Scholar Monica L. Miller situates these objects within their broader cultural context, demonstrating how the evolution of dandy style has inspired new visions of Black masculinity, using the power of dress and attire as a means of self-expression.

Vivian VAN BLERK
South African artist, living and working in the Parisian suburb of La Courneuve. Trained as a photographer, at the beginning of his research he built numerous models, often of large dimensions and requiring the use of different mediums such as plastic, plaster, polystyrene or earth.
His photographs were the only trace of the work he was able to carry out; his models, which were too large, were destroyed for obvious logistical reasons.
Although he originally used colour silver photography, later, in order to accentuate the narrative and give a more "pictorial" aspect to these representations, he turned to old techniques such as cyanotype, gum bichromate or even prints on old glass plates.
More recently, the practice of ceramics has enabled him to make his models into works in their own right and no longer a support for photographic work.
Moreover, this material, so concrete, so noble and so fragile at the same time, is an ideal medium to express the precarious beauty of existence. Thus he was able to tackle the theme of "Memento Mori" with a series of human skulls in the tradition of vanities and still lifes. Each piece becomes the support of a unique universe, shown or secretly hidden inside the skulls, representing the particular imaginary world of each person.
His latest works are larger installations that reflect his questioning of our relationship to the world and to nature, at this moment in human history when our activity threatens our environment. They confront us with a post-human world, still haunted by the architectural ruins of abandoned cities, the last evocations of the history of our civilisations, still cluttered with the polluting waste of our devouring consumer societies, but where animal and plant nature are regaining their rights.
A sort of soothed naturalist resurrection but also a worried warning about the future of our society.

Pume BYLEX
Pume Bylex was born in 1968 in Kinshasa, DRC, where he lives and works. He is a poet, architect, engineer and artist who makes his world of tomorrow, the world of his own measure. A sapper, he invented the growing shoe, a utopian, the ear chair.
Born into a family of craftsmen, he attended secondary school and received a diploma as a teacher, a profession he decided not to follow and assumed a different destiny.
Fascinated by science, he observed film projections and eventually acquired one, which set him on the path to creation and he became an artist.

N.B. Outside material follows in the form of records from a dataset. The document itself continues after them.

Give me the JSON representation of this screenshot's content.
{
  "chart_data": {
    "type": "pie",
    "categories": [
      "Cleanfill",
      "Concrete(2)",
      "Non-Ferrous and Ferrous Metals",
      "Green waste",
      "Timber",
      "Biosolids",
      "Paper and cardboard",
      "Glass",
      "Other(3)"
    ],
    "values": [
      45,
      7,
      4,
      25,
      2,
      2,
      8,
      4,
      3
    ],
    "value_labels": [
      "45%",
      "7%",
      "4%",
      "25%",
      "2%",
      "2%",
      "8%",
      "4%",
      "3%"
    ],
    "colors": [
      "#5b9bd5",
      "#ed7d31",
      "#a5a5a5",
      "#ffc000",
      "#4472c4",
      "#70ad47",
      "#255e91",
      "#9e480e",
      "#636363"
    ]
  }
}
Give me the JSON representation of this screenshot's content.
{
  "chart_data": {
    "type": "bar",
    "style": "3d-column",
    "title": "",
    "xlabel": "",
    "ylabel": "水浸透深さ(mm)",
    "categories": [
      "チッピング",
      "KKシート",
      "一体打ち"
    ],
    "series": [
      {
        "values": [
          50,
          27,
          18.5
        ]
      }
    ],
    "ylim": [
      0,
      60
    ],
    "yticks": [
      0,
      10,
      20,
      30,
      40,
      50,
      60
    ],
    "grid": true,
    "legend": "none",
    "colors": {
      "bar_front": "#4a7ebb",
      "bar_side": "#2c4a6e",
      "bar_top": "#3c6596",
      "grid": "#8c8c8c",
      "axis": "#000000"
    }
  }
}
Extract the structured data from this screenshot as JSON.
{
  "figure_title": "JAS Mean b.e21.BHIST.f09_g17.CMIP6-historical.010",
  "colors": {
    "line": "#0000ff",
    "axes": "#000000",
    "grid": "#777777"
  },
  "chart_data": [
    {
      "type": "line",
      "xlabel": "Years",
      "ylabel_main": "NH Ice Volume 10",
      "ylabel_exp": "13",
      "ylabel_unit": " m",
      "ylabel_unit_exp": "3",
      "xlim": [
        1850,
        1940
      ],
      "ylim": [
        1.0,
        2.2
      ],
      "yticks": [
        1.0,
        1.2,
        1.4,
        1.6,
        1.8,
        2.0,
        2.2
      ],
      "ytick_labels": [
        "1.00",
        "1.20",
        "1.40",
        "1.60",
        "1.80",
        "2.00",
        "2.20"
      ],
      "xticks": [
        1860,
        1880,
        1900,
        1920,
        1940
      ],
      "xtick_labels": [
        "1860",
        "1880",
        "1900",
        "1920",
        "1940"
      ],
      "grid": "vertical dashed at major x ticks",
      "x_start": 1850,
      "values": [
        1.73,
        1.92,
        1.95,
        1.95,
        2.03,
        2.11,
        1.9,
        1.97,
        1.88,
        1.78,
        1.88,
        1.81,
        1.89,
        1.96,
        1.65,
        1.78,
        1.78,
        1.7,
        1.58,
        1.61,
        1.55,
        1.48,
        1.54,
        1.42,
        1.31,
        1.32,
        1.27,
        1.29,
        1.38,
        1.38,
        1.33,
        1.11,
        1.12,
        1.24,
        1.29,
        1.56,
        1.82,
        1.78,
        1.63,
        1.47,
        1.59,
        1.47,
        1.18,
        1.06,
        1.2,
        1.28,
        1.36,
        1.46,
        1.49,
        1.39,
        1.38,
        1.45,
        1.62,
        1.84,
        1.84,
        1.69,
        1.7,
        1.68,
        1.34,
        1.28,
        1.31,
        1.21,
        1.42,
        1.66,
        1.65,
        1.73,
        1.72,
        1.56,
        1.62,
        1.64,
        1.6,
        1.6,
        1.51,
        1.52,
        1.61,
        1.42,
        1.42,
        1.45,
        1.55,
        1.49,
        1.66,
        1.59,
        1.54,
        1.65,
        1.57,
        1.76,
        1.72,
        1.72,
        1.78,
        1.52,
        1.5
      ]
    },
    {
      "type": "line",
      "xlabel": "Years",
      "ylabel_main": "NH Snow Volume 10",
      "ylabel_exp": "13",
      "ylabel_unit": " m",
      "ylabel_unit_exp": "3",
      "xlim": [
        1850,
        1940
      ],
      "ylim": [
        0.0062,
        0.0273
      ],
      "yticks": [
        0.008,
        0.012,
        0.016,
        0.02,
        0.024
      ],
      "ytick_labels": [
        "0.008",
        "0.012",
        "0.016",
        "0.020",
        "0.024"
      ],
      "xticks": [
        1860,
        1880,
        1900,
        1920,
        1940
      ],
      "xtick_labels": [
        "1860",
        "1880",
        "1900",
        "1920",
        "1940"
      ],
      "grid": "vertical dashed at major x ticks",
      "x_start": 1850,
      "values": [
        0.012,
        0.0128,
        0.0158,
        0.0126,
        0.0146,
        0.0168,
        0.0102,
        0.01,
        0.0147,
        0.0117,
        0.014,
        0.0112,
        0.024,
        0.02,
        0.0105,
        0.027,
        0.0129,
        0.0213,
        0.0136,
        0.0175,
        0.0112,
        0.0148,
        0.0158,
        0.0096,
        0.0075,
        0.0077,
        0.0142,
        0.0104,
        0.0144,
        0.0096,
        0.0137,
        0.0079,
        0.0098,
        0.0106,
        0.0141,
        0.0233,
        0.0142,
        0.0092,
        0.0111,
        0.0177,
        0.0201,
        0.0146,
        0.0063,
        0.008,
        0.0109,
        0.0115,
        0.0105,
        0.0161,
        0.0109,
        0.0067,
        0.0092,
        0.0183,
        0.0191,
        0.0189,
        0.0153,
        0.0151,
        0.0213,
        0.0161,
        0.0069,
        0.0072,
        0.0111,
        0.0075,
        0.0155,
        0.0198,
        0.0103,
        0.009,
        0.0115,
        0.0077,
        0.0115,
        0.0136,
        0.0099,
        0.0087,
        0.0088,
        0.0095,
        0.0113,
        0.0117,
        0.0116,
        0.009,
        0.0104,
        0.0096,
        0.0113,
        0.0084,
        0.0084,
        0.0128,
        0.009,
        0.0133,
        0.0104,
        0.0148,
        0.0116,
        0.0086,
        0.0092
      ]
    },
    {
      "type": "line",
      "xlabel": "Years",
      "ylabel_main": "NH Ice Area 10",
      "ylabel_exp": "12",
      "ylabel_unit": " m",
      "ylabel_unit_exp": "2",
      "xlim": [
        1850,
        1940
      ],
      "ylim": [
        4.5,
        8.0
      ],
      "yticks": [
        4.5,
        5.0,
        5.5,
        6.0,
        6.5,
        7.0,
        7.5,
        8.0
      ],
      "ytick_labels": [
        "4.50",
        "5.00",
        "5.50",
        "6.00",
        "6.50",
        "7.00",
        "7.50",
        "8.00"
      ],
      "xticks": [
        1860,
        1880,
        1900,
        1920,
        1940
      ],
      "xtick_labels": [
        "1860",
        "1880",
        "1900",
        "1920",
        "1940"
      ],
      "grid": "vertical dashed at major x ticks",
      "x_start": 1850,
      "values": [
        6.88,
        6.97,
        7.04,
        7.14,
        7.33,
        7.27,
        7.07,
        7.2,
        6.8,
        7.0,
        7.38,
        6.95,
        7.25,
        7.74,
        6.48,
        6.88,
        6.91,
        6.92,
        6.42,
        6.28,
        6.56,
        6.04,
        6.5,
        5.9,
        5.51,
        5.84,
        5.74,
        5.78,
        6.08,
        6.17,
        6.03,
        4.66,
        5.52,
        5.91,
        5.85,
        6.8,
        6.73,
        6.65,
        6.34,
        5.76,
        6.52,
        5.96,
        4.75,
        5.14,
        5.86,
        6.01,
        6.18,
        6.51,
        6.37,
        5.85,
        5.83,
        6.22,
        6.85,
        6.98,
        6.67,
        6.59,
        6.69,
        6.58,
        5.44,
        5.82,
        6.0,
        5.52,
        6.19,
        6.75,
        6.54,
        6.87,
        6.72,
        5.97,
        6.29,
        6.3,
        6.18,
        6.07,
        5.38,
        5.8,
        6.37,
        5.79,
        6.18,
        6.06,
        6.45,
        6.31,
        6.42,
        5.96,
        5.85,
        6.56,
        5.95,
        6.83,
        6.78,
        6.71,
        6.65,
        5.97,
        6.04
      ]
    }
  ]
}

All his codes are already defined in a few years in the different works he creates, armchairs, desks, shoes, his manual windows that protect precious objects and colour codes.
Following his first trip to Paris in 1997 for the group exhibition "Suites africaines" at the Couvent des Cordeliers, he participated in a series of prestigious exhibitions including "Partages d'exotsimes" by Jean-Hubert Martin (Lyon Biennale, 2000), Africa Remix at the Centre Pompidou, the Kunst Palace in Düsseldorf, Hayward Gallery in London, Mori Art Museum in Tokyo and Moderna museet in Stockholm
In 2008, an original exhibition at the Royal Flemish Theatre in Burxelles. The curators put "on stage as much his work as his universe" ("La cité touristique", 2008).
Double exhibition in 2012 at the French Institute of Kinshasa and in Paris (Revue Noire).
In 2017, an entire room was dedicated to him in "Afriques Capitales" at the Grande Halle de la Villette (Proposition by Dominqiue Fiat, curator Simon Njami). Bylex represents the universe he creates and he therefore associates it with his first name Pume.